3 Vragenuur: Vragen Mohandis

Vragen van het lid Mohandis aan de minister van Onderwijs, Cultuur en Wetenschap over het bericht dat Leiden stopt met het experiment bindend studieadvies in het tweede jaar. 

De heer Mohandis (PvdA):

Voorzitter. Wij hebben gisteravond kennis kunnen nemen van het goede nieuws dat de Universiteit Leiden is gestopt met de deelname aan het experiment met het bindend studieadvies in het tweede studiejaar. Dat is een overwinning voor studenten en zeker voor de medezeggenschap. Zij wisten zich gesteund door de Kamer toen die de motie van collega Rog van het CDA en mijzelf aannam om een einde te maken aan de gedachte dat in heel Nederland studenten kunnen worden weggestuurd na het tweede studiejaar. Studenten horen ruimte te krijgen om zich te ontwikkelen en studeren hoort nooit gereduceerd te worden tot een eindsprintje naar een diploma. 

Is de minister het met mij eens dat het een goede zaak is dat Leiden is gestopt met deelname aan dit experiment? En heeft de invloed van de medezeggenschap gewerkt? Graag krijg ik een reactie. 

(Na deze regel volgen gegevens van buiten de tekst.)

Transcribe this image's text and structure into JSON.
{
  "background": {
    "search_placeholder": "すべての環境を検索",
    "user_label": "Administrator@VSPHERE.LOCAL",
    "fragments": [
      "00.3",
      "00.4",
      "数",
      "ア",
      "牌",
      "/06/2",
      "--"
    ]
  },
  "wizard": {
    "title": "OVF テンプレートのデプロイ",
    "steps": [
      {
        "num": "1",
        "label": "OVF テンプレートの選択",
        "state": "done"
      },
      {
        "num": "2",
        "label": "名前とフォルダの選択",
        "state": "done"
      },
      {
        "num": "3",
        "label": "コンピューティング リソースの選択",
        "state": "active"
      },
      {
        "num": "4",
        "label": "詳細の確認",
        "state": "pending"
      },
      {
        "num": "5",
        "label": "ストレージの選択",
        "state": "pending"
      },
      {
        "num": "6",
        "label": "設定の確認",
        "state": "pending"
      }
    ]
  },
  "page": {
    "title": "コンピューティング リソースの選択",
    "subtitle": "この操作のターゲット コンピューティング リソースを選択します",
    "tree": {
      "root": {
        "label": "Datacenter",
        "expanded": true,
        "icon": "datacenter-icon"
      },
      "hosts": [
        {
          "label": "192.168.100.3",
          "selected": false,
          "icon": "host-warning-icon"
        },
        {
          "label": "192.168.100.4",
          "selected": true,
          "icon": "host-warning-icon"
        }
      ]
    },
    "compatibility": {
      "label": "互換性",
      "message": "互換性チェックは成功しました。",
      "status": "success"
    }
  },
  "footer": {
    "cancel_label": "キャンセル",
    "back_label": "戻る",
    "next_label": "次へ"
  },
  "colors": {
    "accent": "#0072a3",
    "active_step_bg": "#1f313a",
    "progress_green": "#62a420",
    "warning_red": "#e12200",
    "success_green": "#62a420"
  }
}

Hoe gaat de minister de motie van de Partij van de Arbeid en het CDA uitvoeren om de begrenzing van het bindend studieadvies in het eerste jaar definitief te regelen? 

Het Hoger Onderwijs Persbureau meldt vandaag — het is nog vers nieuws — dat onderwijsrechters van het College van Beroep voor het Hoger Onderwijs de werkwijze van instellingen kraken en er ook op wijzen dat instellingen de wet overtreden, als ze gebruikmaken van het bindend studieadvies in het eerste jaar. Op zich zegt een ruime Kamermeerderheid dat het prima is dat studenten in het eerste jaar ergens aan moeten voldoen, maar hoe beoordeelt de minister het feit dat uit individuele gevallen blijkt dat instellingen de regels aan hun laars lappen? Ik hoor graag hoe de minister hiertegen aankijkt. 

Minister Bussemaker:

Voorzitter. De heer Mohandis vraagt wat ik ervan vind dat de Universiteit Leiden met het experiment met het bindend studieadvies in het tweede jaar is gestopt. Ik vind het goed om te horen dat de Universiteit Leiden het experiment heeft gebruikt waarvoor het bedoeld is, namelijk om ervan te leren. Men heeft ervan geleerd dat het bindend studieadvies in het tweede jaar breed, voor alle opleidingen, niet werkt in Leiden. 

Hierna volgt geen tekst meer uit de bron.